Tanto che il 5 settembre 2014 il Dr. Med. __________ ha attestato che la
signora è affetta da una forma demenziale e che non è in grado di intendere e
volere. Alla luce di questi certificati appare azzardato dire che la signora ha
acconsentito agli atti e prelievi affettuati dal figlio, che facilmente può
influenzare la madre e farle sottoscrivere ciò che ritiene.
In
definitiva lo stato di debolezza
della signora RE 2 e il suo bisogno di assistenza sono fuori dubbio. Così come
lo è il rispetto del principio della sussidiarietà: il bisogno di assistenza
non può in effetti essere assicurato se non mediante l’istituzione di una
misura, l’assistenza del figlio si è dimostrata palesemente deficitaria, sia
prima sia dopo il ricovero in casa anziani. Peraltro
nel reclamo non si accenna quasi agli interessi personali e finanziari di RE 2,
esso si dilunga soprattutto nella difesa di RE 1, che invece
non é stato in grado di tutelare appropriatamente gli interessi della madre,
che ha usato la procura per fini personali e a discapito della propria madre,
che non si è premunito neppure di richiedere per sé
eventuali indennità o assistenza, dato che afferma di
essere da anni senza attività, ciò che fa dubitare ulteriormente delle sue
capacità gestionali. Il fatto poi che egli presti ora delle garanzie nulla
muta. Egli è inaffidabile e anche se dovesse provvedere a risarcire il debito
ancora non significa che sarebbe in grado di occuparsi in
maniera corretta dell’amministrazione della rendita della
madre.
In
conclusione per la
protezione degli interessi personali ed economici di RE 2 e per rispondere
adeguatamente ai suoi bisogni - i quali sono preponderanti rispetto a quelli
altrui ed in particolare a quelli di RE 1 - si
giustifica la conferma dell’isituzione
della curatela generale con i compiti del curatore così come previsti nella
decisione impugnata.
5.
Tasse e spese di giustizia
seguirebbero la soccombenza.

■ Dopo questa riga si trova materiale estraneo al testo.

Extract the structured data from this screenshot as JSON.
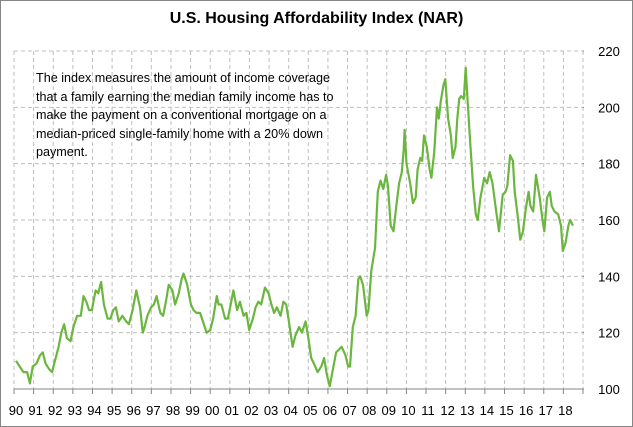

Data la situazione dei reclamanti e in particolare
della signora RE 2 si prescinde, a titolo eccezionale, al loro prelievo.
Dispositivo
Per questi motivi
dichiara e pronuncia:
1. Il
reclamo è respinto.
2. Non si prelevano oneri processuali.
3. Notificazione:
-
Comunicazione:
-
-
Il
giudice supplente La
segretaria
Rimedi giuridici
Nelle cause senza carattere pecuniario il ricorso in
materia civile al Tribunale federale, 1000 Losanna 14, è ammissibile contro le
decisioni previste dagli art. 90 a 93 LTF per i motivi enunciati dagli art. 95 a 98 LTF entro il termine stabilito dall'art. 100 cpv. 1 e 2 LTF (art. 72 segg. LTF). Nelle cause
di carattere pecuniario il ricorso in materia civile è ammissibile solo se il valore litigioso ammonta ad almeno 30
000 franchi; quando il valore litigioso non raggiunge tale importo, il ricorso in materia civile è ammissibile
se la controversia concerne una questione di diritto di importanza fondamentale
(art. 74 LTF). La legittimazione a ricorrere è disciplinata dall'art. 76 LTF.
Laddove non sia ammissibile il ricorso in materia civile è dato, entro lo
stesso termine, il ricorso sussidiario in materia costituzionale al Tribunale
federale per i motivi previsti dall'art. 116 LTF (art. 113 LTF). La
legittimazione a ricorrere è disciplinata in tal caso dall'art. 115 LTF.